Surviving crew members of the World War II submarine Finback are looking forward to a nostalgic reunion with George Bush, the young Navy pilot they dubbed "Ellie the Elephant" after rescuing him from the Pacific Ocean more than 44 years ago.

Don Kohler, 64, of Rogers, Ark., the torpedo-man who helped pull a grateful Bush to safety from his orange life raft onto the Finback's deck, remembers offering a smile and a hearty "welcome aboard" but recalls little else about the incident."At that time, he was just another downed pilot," said Kohler, a retired Chicago businessman. "Nobody back then knew he'd become president of the United States."

Rescued after his plane was shot down by Japanese fire, Bush eagerly took his turn at night lookout watches and other seagoing duties, watched Betty Grable movies in the wardroom and donned earphones to listen in awe as the submarine's torpedoes sank two enemy ships.

Former Finback officers remember the 20-year-old Bush as a gregarious jokester who earned the nickname "Ellie" for his comic wardroom imitation of a trumpeting elephant, they said in recent telephone interviews.

"I remember he was very lively, obviously intelligent and very personable," said retired Rear Adm. Lawrence Heyworth of Virginia Beach, Va., who was the Finback's torpedo and gunnery officer when Bush was hauled aboard on Sept. 2, 1944.

Said Heyworth: "All three pilots we rescued were bright, bright-eyed young men, but George seemed the most outgoing and had the most ebullient personality. He was the most entertaining, and he made us laugh a lot.
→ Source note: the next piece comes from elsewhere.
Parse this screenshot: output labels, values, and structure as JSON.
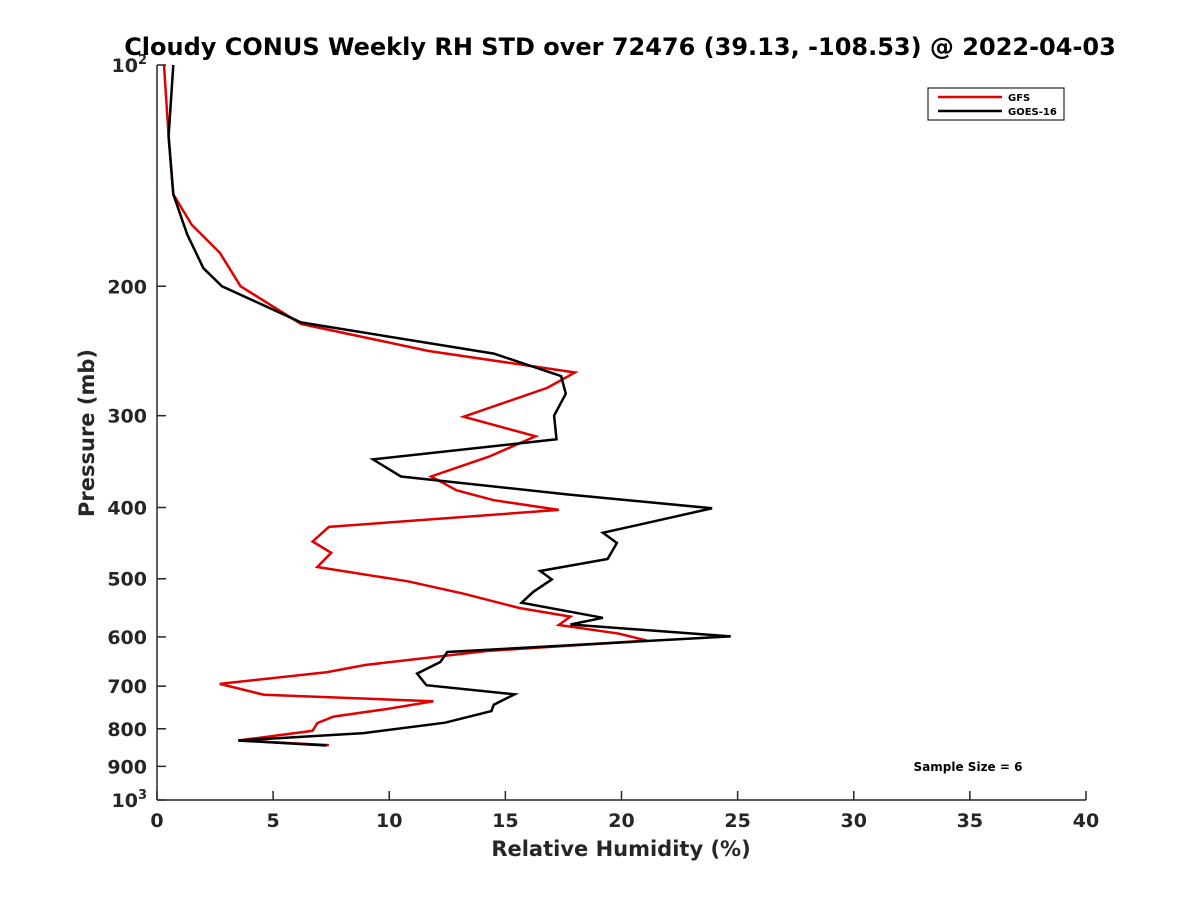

"We called him Ellie because of his outstanding imitation of an elephant trumpeting. Ellie the Elephant. It wasn't because we all sat around thinking we were Republicans. We must have seen one in a Tarzan movie. We just thought elephants were funny. We kept asking George to do it over and over again."

"He had a tremendous sense of humor," recalled W.E. "Bill" Edwards of Bay St. Louis, Miss., an insurance agent and retired Navy commander. As a bearded ensign aboard the Finback, Edwards filmed Bush's rescue with an 8mm Kodak movie camera.

Edwards said that at last count, nearly 30 surviving officers and enlisted crewmen of the Finback were planning to attend Bush's swearing-in at noontime Jan. 20 at the Capitol.

They and a few of Bush's former flying buddies plan to sit together in prime bleacher seats on Pennsylvania Avenue for the inaugural parade after Bush takes the presidential oath of office.

Bush won the Distinguished Flying Cross for completing his bombing run against a Japanese radio communications center in the Bonin Islands, about 600 miles south of Japan, after his Grumman Avenger torpedo bomber was struck by enemy fire and engulfed in flames. Bush bailed out over the water, but his two crew members were lost.

According to his autobiography, Bush's only injuries were a gash on the forehead and a painful sting from a Portuguese man-of-war. He was picked up by the Finback less than two hours after his parachute hit the ocean.

"I'm proud of what I was able to do to help Mr. Bush on board our boat," said Kohler.

But Dan Moody, 71, a retired radiation laboratory technician living in Albany, Calif., gave little thought to Bush at the time.

"We brought him aboard, dried him out and gave him hot coffee," he said, and then forgot him.